Aussi n’ai-je rapporté qu’une partie de ses quelques 900 Chants d’Yvresse…
 Le premier passage cité provient du Livre de Lorindil, Chants 405-450 :
PREMIER CHANT : L’enfance

Ecoutez, noble auditoire, le récit du mage Lorindil et de la guerrière Laetheniä :

Il y a de cela fort longtemps, peu de temps avant que Grom la Panse ne dévaste notre beau royaume
d’Ulthuan, naquit Lorindil.

Fils du seigneur Lomendol de Tor Nalessi et de la ravissante Finelia, l’enfant à la chevelure châtain
aux reflets d’or passa sa petite enfance à la cour de sa mère. Là, il y développa ses talents innés pour
les arts et la musique, entouré de l’affection des siens.

Depuis des siècles, Lomendol et le seigneur Galendel de la maison voisine de Tor Aqualë s’étaient
juré amitié et secours. Aussi dès son plus jeune âge, Lorindil eut pour camarade de jeu la fille unique
du seigneur Galendel, la jeune Laetheniä.

Les deux enfants, nés durant le même hiver, ne tardèrent pas à devenir inséparables : déambulant à
travers les couloirs de marbre du palais ou gambadant dans les prairies. Quiconque les apercevait les
croyait jumeaux, à la seule différence que la chevelure châtain or de Lorindil tranchait avec les
cheveux noirs aux reflets d’argent de Laetheniä.
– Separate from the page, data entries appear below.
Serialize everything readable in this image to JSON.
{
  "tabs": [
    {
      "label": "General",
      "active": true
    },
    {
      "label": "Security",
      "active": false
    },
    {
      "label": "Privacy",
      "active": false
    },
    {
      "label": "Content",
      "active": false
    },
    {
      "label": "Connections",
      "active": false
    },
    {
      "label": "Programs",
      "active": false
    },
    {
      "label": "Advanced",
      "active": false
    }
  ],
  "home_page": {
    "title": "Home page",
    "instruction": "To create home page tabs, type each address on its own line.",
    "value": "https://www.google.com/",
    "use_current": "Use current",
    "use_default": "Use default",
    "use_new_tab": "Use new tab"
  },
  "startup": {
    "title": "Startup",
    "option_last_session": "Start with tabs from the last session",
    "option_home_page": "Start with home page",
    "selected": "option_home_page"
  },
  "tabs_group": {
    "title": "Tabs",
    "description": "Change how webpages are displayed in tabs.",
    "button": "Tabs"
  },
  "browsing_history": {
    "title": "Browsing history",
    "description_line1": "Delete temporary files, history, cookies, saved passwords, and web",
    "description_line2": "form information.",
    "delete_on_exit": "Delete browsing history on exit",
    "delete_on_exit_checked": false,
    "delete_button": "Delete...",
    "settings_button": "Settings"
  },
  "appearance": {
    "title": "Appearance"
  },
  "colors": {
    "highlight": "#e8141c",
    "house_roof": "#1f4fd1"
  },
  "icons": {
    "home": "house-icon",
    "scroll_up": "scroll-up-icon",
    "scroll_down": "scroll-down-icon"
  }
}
Les années s’écoulèrent, paisibles, et les deux elfes grandirent ensemble. A l’aube de l’adolescence,
les deux enfants choisirent pour terrain de jeu les immenses bois entourant les domaines de leurs
parents. Un jour, alors que les deux elfes exploraient un sombre sous-bois, ils débouchèrent dans une
clairière, où un poulain blanc était tombé entre les griffes de deux énormes loups affamés. Laetheniä,
n’écoutant que son courage, tira de sa ceinture une fine dague et se jeta sur le loup le plus imposant,
une énorme bête grise mesurant près d’un mètre au garrot. D’un seul geste, elle terrassa la créature en
lui tranchant la gorge de son arme.

Lorindil, quant à lui, s’apprêtait à attaquer, lorsque tirant sa dague, sa main gauche se mit à crépiter
d’étincelles magiques. Inconsciemment, il capta la puissance des vents magiques, qu’il transforma en
un éclair blanc. La décharge magique s’abattit sur le second loup, qui sur le choc, fut carbonisé.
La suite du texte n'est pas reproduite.